The government also decreed that every hostess at an Olympic medal award ceremony must be a tall, slim, attractive young woman. Even in the opening ceremony, live shots of fireworks were replaced by computer graphics at one key point to ensure the perfection of the sequence.
The decision to use one girl's image and another girl's voice was ultimately a political one, Mr. Chen said. “We had no choice.”
At first, China's propaganda organs were happy to play along with the illusion that Lin Miaoke had sung the patriotic ode. “Tiny singer wins heart of nation,” a glowing headline in China Daily read. It called her an “international singing sensation” who “already has fans all over the country.”
But when the deception was revealed, a fierce debate erupted on the Chinese-language Internet. Many comments were quickly deleted by censors, but others popped up faster than they could be deleted. Most reaction was negative.
“No matter what you say, this is a disgraceful decision,” said one commenter on Baidu, a popular website. “China has always been this way: one person does all the work, and another person stands in front of them and takes all the credit.”
On another Chinese website, one person asked: “What kind of moral values are these? Like foreigners are really going to care whether the little girl is pretty or not? I say the two girls are both angels, both beautiful.”
In interviews Tuesday, many Chinese citizens said they were shocked by the news of the lip-synching. “It's unacceptable, I hate it,” said Chen Gang, sales director of a multinational company in southern China. “It is deceiving the audience.”
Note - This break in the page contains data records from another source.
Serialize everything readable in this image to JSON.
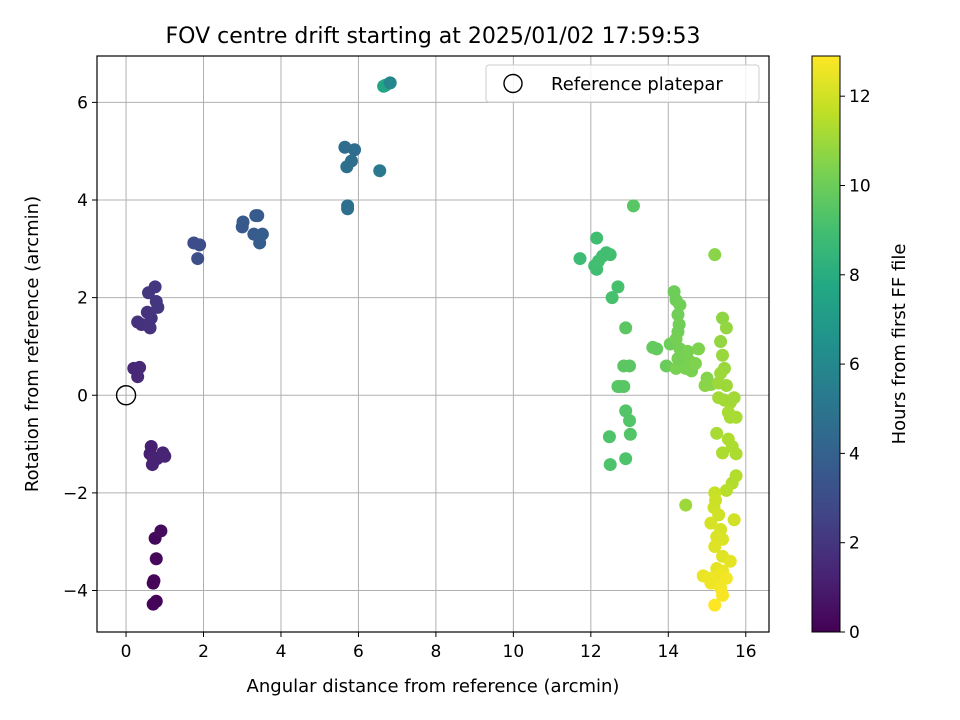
{
  "chart_data": {
    "type": "scatter",
    "title": "FOV centre drift starting at 2025/01/02 17:59:53",
    "xlabel": "Angular distance from reference (arcmin)",
    "ylabel": "Rotation from reference (arcmin)",
    "xlim": [
      -0.75,
      16.6
    ],
    "ylim": [
      -4.85,
      6.95
    ],
    "x_ticks": [
      0,
      2,
      4,
      6,
      8,
      10,
      12,
      14,
      16
    ],
    "y_ticks": [
      -4,
      -2,
      0,
      2,
      4,
      6
    ],
    "grid": true,
    "legend_position": "top-right",
    "legend": [
      "Reference platepar"
    ],
    "reference_point": [
      0,
      0
    ],
    "colorbar": {
      "label": "Hours from first FF file",
      "range": [
        0,
        12.9
      ],
      "ticks": [
        0,
        2,
        4,
        6,
        8,
        10,
        12
      ],
      "colormap": "viridis"
    },
    "points": [
      {
        "x": 0.78,
        "y": -4.22,
        "c": 0.1
      },
      {
        "x": 0.7,
        "y": -4.28,
        "c": 0.1
      },
      {
        "x": 0.72,
        "y": -3.8,
        "c": 0.2
      },
      {
        "x": 0.7,
        "y": -3.85,
        "c": 0.2
      },
      {
        "x": 0.78,
        "y": -3.35,
        "c": 0.3
      },
      {
        "x": 0.75,
        "y": -2.93,
        "c": 0.3
      },
      {
        "x": 0.9,
        "y": -2.78,
        "c": 0.4
      },
      {
        "x": 0.65,
        "y": -1.05,
        "c": 1.1
      },
      {
        "x": 0.62,
        "y": -1.2,
        "c": 1.1
      },
      {
        "x": 0.7,
        "y": -1.28,
        "c": 1.2
      },
      {
        "x": 0.68,
        "y": -1.42,
        "c": 1.2
      },
      {
        "x": 0.8,
        "y": -1.3,
        "c": 1.2
      },
      {
        "x": 0.95,
        "y": -1.18,
        "c": 1.3
      },
      {
        "x": 1.0,
        "y": -1.25,
        "c": 1.3
      },
      {
        "x": 0.2,
        "y": 0.55,
        "c": 1.5
      },
      {
        "x": 0.35,
        "y": 0.57,
        "c": 1.5
      },
      {
        "x": 0.3,
        "y": 0.38,
        "c": 1.5
      },
      {
        "x": 0.3,
        "y": 1.5,
        "c": 1.8
      },
      {
        "x": 0.4,
        "y": 1.45,
        "c": 1.8
      },
      {
        "x": 0.55,
        "y": 1.7,
        "c": 1.9
      },
      {
        "x": 0.65,
        "y": 1.58,
        "c": 1.9
      },
      {
        "x": 0.62,
        "y": 1.38,
        "c": 1.9
      },
      {
        "x": 0.58,
        "y": 2.1,
        "c": 2.0
      },
      {
        "x": 0.75,
        "y": 2.22,
        "c": 2.0
      },
      {
        "x": 0.78,
        "y": 1.92,
        "c": 2.0
      },
      {
        "x": 0.82,
        "y": 1.8,
        "c": 2.0
      },
      {
        "x": 1.75,
        "y": 3.12,
        "c": 3.0
      },
      {
        "x": 1.9,
        "y": 3.08,
        "c": 3.0
      },
      {
        "x": 1.85,
        "y": 2.8,
        "c": 3.1
      },
      {
        "x": 3.0,
        "y": 3.45,
        "c": 3.6
      },
      {
        "x": 3.02,
        "y": 3.55,
        "c": 3.6
      },
      {
        "x": 3.3,
        "y": 3.3,
        "c": 3.7
      },
      {
        "x": 3.35,
        "y": 3.68,
        "c": 3.7
      },
      {
        "x": 3.4,
        "y": 3.68,
        "c": 3.7
      },
      {
        "x": 3.45,
        "y": 3.12,
        "c": 3.8
      },
      {
        "x": 3.52,
        "y": 3.3,
        "c": 3.8
      },
      {
        "x": 5.65,
        "y": 5.08,
        "c": 4.6
      },
      {
        "x": 5.9,
        "y": 5.03,
        "c": 4.6
      },
      {
        "x": 5.82,
        "y": 4.8,
        "c": 4.7
      },
      {
        "x": 5.7,
        "y": 4.68,
        "c": 4.7
      },
      {
        "x": 5.72,
        "y": 3.88,
        "c": 4.7
      },
      {
        "x": 5.72,
        "y": 3.82,
        "c": 4.7
      },
      {
        "x": 6.55,
        "y": 4.6,
        "c": 5.2
      },
      {
        "x": 6.65,
        "y": 6.33,
        "c": 7.5
      },
      {
        "x": 6.7,
        "y": 6.35,
        "c": 7.5
      },
      {
        "x": 6.82,
        "y": 6.4,
        "c": 5.9
      },
      {
        "x": 11.72,
        "y": 2.8,
        "c": 8.8
      },
      {
        "x": 12.15,
        "y": 3.22,
        "c": 8.9
      },
      {
        "x": 12.1,
        "y": 2.65,
        "c": 8.9
      },
      {
        "x": 12.15,
        "y": 2.58,
        "c": 8.9
      },
      {
        "x": 12.3,
        "y": 2.85,
        "c": 9.0
      },
      {
        "x": 12.4,
        "y": 2.92,
        "c": 9.0
      },
      {
        "x": 12.5,
        "y": 2.88,
        "c": 9.0
      },
      {
        "x": 12.2,
        "y": 2.75,
        "c": 9.0
      },
      {
        "x": 12.7,
        "y": 2.22,
        "c": 9.1
      },
      {
        "x": 12.55,
        "y": 2.0,
        "c": 9.1
      },
      {
        "x": 13.1,
        "y": 3.88,
        "c": 9.5
      },
      {
        "x": 12.9,
        "y": 1.38,
        "c": 9.6
      },
      {
        "x": 12.85,
        "y": 0.6,
        "c": 9.6
      },
      {
        "x": 13.0,
        "y": 0.6,
        "c": 9.6
      },
      {
        "x": 12.7,
        "y": 0.18,
        "c": 9.5
      },
      {
        "x": 12.75,
        "y": 0.18,
        "c": 9.5
      },
      {
        "x": 12.85,
        "y": 0.18,
        "c": 9.5
      },
      {
        "x": 12.9,
        "y": -0.32,
        "c": 9.4
      },
      {
        "x": 13.0,
        "y": -0.52,
        "c": 9.4
      },
      {
        "x": 13.02,
        "y": -0.8,
        "c": 9.4
      },
      {
        "x": 12.48,
        "y": -0.85,
        "c": 9.3
      },
      {
        "x": 12.9,
        "y": -1.3,
        "c": 9.3
      },
      {
        "x": 12.5,
        "y": -1.42,
        "c": 9.3
      },
      {
        "x": 13.6,
        "y": 0.98,
        "c": 9.8
      },
      {
        "x": 13.7,
        "y": 0.95,
        "c": 9.8
      },
      {
        "x": 13.95,
        "y": 0.6,
        "c": 9.9
      },
      {
        "x": 14.05,
        "y": 1.05,
        "c": 10.0
      },
      {
        "x": 14.15,
        "y": 2.12,
        "c": 10.0
      },
      {
        "x": 14.2,
        "y": 1.95,
        "c": 10.0
      },
      {
        "x": 14.3,
        "y": 1.85,
        "c": 10.1
      },
      {
        "x": 14.25,
        "y": 1.65,
        "c": 10.1
      },
      {
        "x": 14.28,
        "y": 1.45,
        "c": 10.1
      },
      {
        "x": 14.25,
        "y": 1.3,
        "c": 10.1
      },
      {
        "x": 14.2,
        "y": 1.15,
        "c": 10.2
      },
      {
        "x": 14.3,
        "y": 0.95,
        "c": 10.2
      },
      {
        "x": 14.35,
        "y": 0.8,
        "c": 10.2
      },
      {
        "x": 14.4,
        "y": 0.7,
        "c": 10.3
      },
      {
        "x": 14.5,
        "y": 0.9,
        "c": 10.3
      },
      {
        "x": 14.55,
        "y": 0.7,
        "c": 10.3
      },
      {
        "x": 14.45,
        "y": 0.55,
        "c": 10.3
      },
      {
        "x": 14.2,
        "y": 0.55,
        "c": 10.3
      },
      {
        "x": 14.6,
        "y": 0.5,
        "c": 10.3
      },
      {
        "x": 14.7,
        "y": 0.65,
        "c": 10.4
      },
      {
        "x": 14.78,
        "y": 0.95,
        "c": 10.4
      },
      {
        "x": 14.25,
        "y": 0.75,
        "c": 10.2
      },
      {
        "x": 15.0,
        "y": 0.35,
        "c": 10.5
      },
      {
        "x": 14.95,
        "y": 0.2,
        "c": 10.6
      },
      {
        "x": 15.1,
        "y": 0.22,
        "c": 10.6
      },
      {
        "x": 15.2,
        "y": 2.88,
        "c": 10.6
      },
      {
        "x": 15.4,
        "y": 1.58,
        "c": 10.7
      },
      {
        "x": 15.5,
        "y": 1.38,
        "c": 10.8
      },
      {
        "x": 15.35,
        "y": 1.1,
        "c": 10.8
      },
      {
        "x": 15.4,
        "y": 0.82,
        "c": 10.9
      },
      {
        "x": 15.45,
        "y": 0.55,
        "c": 10.9
      },
      {
        "x": 15.35,
        "y": 0.45,
        "c": 11.0
      },
      {
        "x": 15.3,
        "y": 0.25,
        "c": 11.0
      },
      {
        "x": 15.5,
        "y": 0.2,
        "c": 11.0
      },
      {
        "x": 15.3,
        "y": -0.05,
        "c": 11.1
      },
      {
        "x": 15.45,
        "y": -0.1,
        "c": 11.1
      },
      {
        "x": 15.6,
        "y": -0.15,
        "c": 11.1
      },
      {
        "x": 15.7,
        "y": -0.05,
        "c": 11.1
      },
      {
        "x": 15.55,
        "y": -0.35,
        "c": 11.2
      },
      {
        "x": 15.6,
        "y": -0.45,
        "c": 11.2
      },
      {
        "x": 15.75,
        "y": -0.45,
        "c": 11.2
      },
      {
        "x": 15.25,
        "y": -0.78,
        "c": 11.2
      },
      {
        "x": 15.55,
        "y": -0.9,
        "c": 11.3
      },
      {
        "x": 15.65,
        "y": -1.05,
        "c": 11.3
      },
      {
        "x": 15.75,
        "y": -1.2,
        "c": 11.3
      },
      {
        "x": 15.4,
        "y": -1.18,
        "c": 11.3
      },
      {
        "x": 15.75,
        "y": -1.65,
        "c": 11.4
      },
      {
        "x": 15.65,
        "y": -1.8,
        "c": 11.4
      },
      {
        "x": 15.5,
        "y": -1.95,
        "c": 11.5
      },
      {
        "x": 14.45,
        "y": -2.25,
        "c": 11.0
      },
      {
        "x": 15.2,
        "y": -2.0,
        "c": 11.8
      },
      {
        "x": 15.22,
        "y": -2.15,
        "c": 11.9
      },
      {
        "x": 15.18,
        "y": -2.3,
        "c": 11.9
      },
      {
        "x": 15.3,
        "y": -2.45,
        "c": 12.0
      },
      {
        "x": 15.7,
        "y": -2.55,
        "c": 12.0
      },
      {
        "x": 15.1,
        "y": -2.62,
        "c": 12.1
      },
      {
        "x": 15.35,
        "y": -2.75,
        "c": 12.1
      },
      {
        "x": 15.25,
        "y": -2.9,
        "c": 12.2
      },
      {
        "x": 15.4,
        "y": -2.95,
        "c": 12.2
      },
      {
        "x": 15.2,
        "y": -3.1,
        "c": 12.3
      },
      {
        "x": 15.4,
        "y": -3.3,
        "c": 12.3
      },
      {
        "x": 15.6,
        "y": -3.4,
        "c": 12.4
      },
      {
        "x": 15.25,
        "y": -3.55,
        "c": 12.4
      },
      {
        "x": 15.4,
        "y": -3.6,
        "c": 12.5
      },
      {
        "x": 14.9,
        "y": -3.7,
        "c": 12.5
      },
      {
        "x": 15.05,
        "y": -3.75,
        "c": 12.6
      },
      {
        "x": 15.1,
        "y": -3.85,
        "c": 12.6
      },
      {
        "x": 15.3,
        "y": -3.7,
        "c": 12.6
      },
      {
        "x": 15.5,
        "y": -3.75,
        "c": 12.7
      },
      {
        "x": 15.35,
        "y": -3.95,
        "c": 12.7
      },
      {
        "x": 15.4,
        "y": -4.1,
        "c": 12.8
      },
      {
        "x": 15.2,
        "y": -4.3,
        "c": 12.9
      }
    ]
  }
}
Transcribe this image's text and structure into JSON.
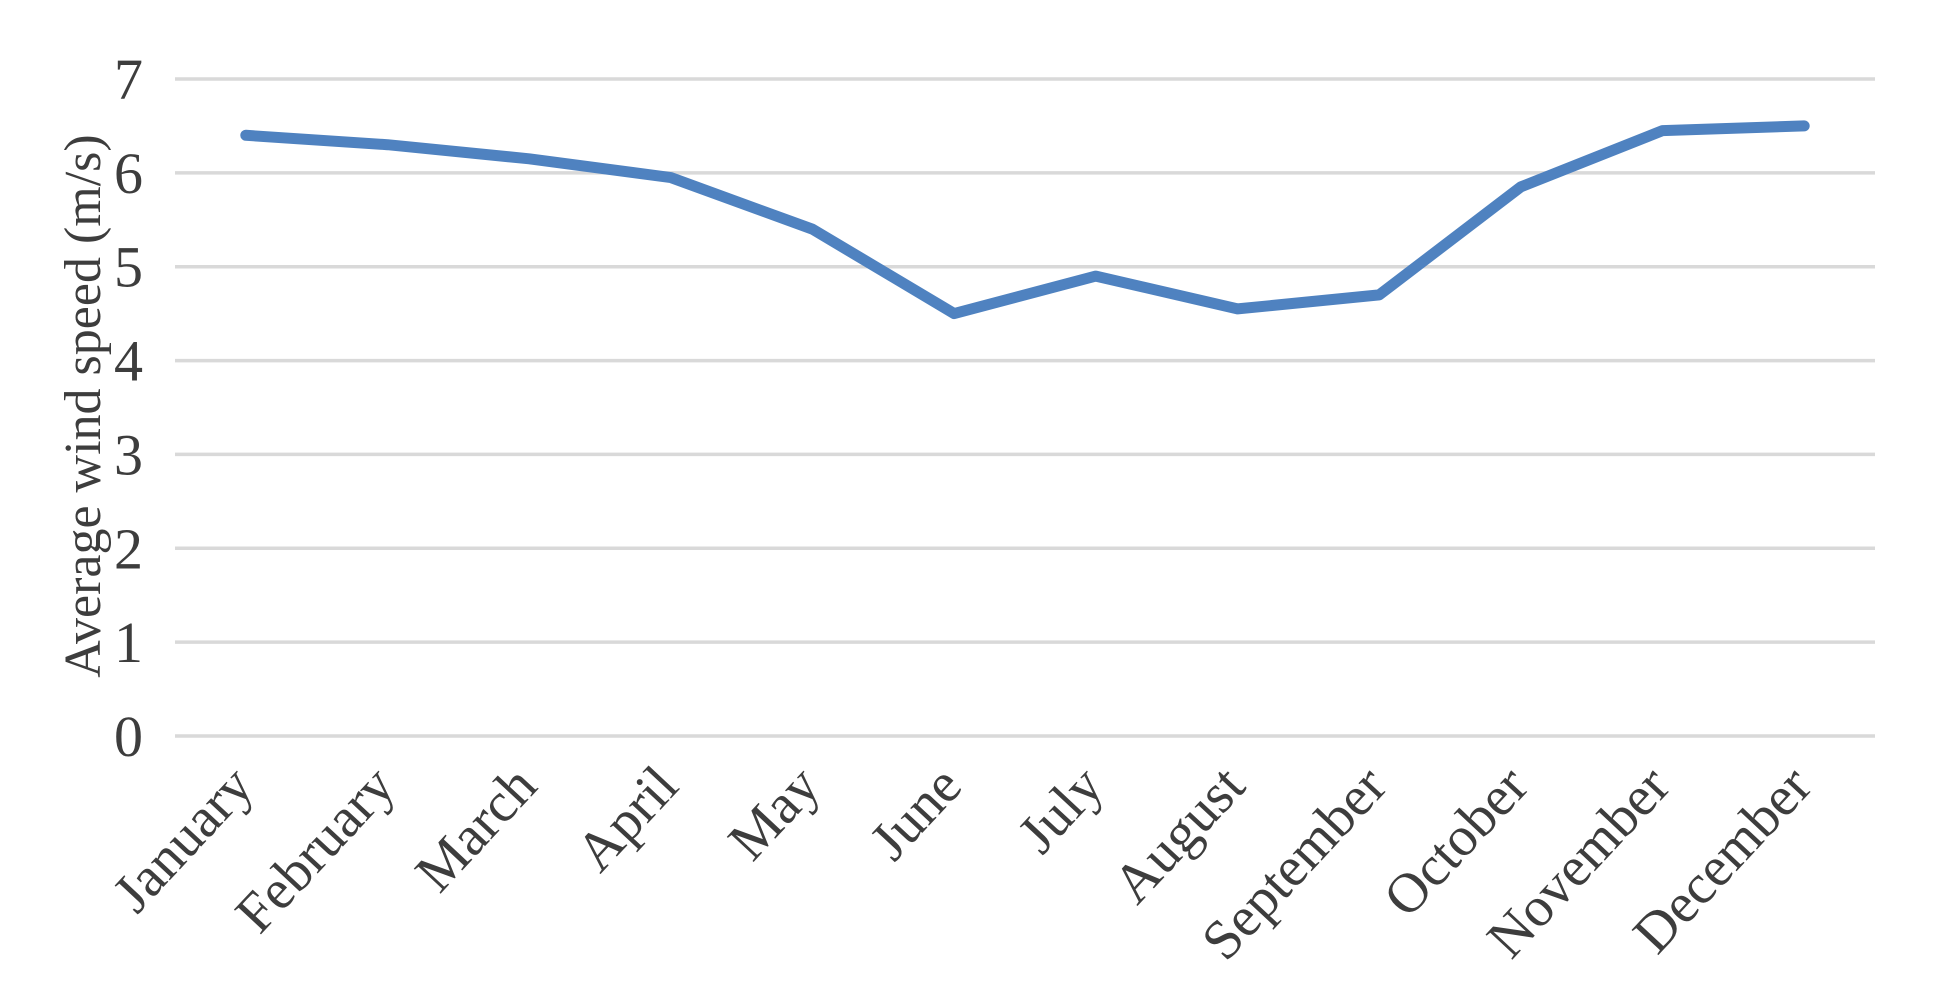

But even among those who were surprised by the move, some said it was an understandable decision. “As long as the girl didn't feel humiliated or insulted, I don't think it's worth criticizing,” said Nie Wenwu, an IT engineer. “Every Olympic host city will try to show a perfect ceremony, won't they?”
Li Hong, a university instructor in Guangzhou, said she didn't care about the deception. “Did anybody demand that there must be real singing in the opening ceremony? What the audiences like is a good show with wonderful performances. … So what if it is false singing?”
As for the girl who was bumped from the ceremony, she seemed to accept the decision without any hard feelings. “My voice was used in the performance,” Yang Peiyi told state television. “I think that's enough.”